There's a crisp Friday Times and a wrinkled Friday Post -- "Car Bomb Alert" front page on the Late City Final -- and a 2-month-old SI. There's an undone crossword collection, a pile of fan mail and this month's DuPont Registry. The cover touts wristwatches as complicated as a marriage and a Ferrari 458 as red and simple as lust. Players swap tablets and argue apps and sit two by two at the clubhouse computers. The screensavers, red and blue, read "NYPD" and "FDNY."
The reporters hover and wait.
All rosewood veneer and leather and indirect lighting, the clubhouse looks like a business-class lounge at Heathrow. Both are models of institutional modernist aspiration; the clubhouse smells a lot more like fabric softener. This team is 23-and-a-half games out of first place. The one down the hall has been out of the running since July. Of 2009.
Mets vs. Cubs. Second weekend of September. Another lost season. What's at stake when nothing's at stake?
Up on the concourse, the game is as it ever was. Fans come and go in that state of ballpark exaltation, half a step faster in every direction and with a sharpened sense of everything around them. The colors more vivid, the lights brighter, the talk louder, the beer colder, the jokes better, the night deeper and finer than anything outside these gates.

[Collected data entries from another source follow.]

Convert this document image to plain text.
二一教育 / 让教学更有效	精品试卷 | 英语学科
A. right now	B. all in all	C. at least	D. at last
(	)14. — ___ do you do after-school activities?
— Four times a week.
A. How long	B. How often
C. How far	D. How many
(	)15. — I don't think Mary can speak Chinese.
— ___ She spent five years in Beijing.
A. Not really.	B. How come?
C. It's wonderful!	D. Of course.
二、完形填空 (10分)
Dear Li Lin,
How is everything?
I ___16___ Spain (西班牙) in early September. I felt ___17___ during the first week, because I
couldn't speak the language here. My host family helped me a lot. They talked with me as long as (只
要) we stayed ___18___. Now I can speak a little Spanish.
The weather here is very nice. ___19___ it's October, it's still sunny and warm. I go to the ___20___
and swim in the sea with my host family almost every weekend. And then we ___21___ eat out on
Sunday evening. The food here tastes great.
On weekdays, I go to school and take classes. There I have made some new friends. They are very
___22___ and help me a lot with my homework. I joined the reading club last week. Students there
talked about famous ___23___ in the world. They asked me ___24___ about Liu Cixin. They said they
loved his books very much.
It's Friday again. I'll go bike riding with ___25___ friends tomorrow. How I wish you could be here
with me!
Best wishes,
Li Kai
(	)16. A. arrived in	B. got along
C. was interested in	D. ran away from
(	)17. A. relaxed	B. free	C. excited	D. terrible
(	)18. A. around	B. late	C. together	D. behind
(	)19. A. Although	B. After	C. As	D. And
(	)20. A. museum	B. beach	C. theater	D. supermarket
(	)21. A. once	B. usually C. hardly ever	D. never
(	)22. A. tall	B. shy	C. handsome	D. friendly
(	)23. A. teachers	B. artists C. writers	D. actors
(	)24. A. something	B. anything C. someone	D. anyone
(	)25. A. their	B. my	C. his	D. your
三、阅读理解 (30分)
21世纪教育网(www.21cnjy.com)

In here, nothing can hurt you. Nothing can even touch you. The moon smiles down on everyone.
Far away from here, a pennant race boils, and everything is at stake in every moment. Those stadiums ring with ambition and heartbreak. In here, it is only baseball, baseball in its purest form, baseball disconnected from intention and result. Here, in a stadium half full of aesthetes and theorists, true believers and half-mad pilgrims, is only gesture and grace. Run, swing, throw.
Seen from the press box, seen from the stands, these are the ineffable charms of September baseball. Of baseball out of the hunt. Of baseball that represents only itself. This is the 143rd game of the season.
But the big league game still spins off numbers and money and fame; so down there on the bench, every player bears his share of worries. His own fears. Pride in performance and professionalism and the game-within-a-game punch-outs between pitchers and hitters, sure, all that upbeat stuff; but careers hang on the outside part of the plate, too, and earnings and the future of entire families. Ask what they play for when there's nothing to play for in September and big league pitcher Dillon Gee will look at you as if you're insane. "There are guys playing for their jobs up here."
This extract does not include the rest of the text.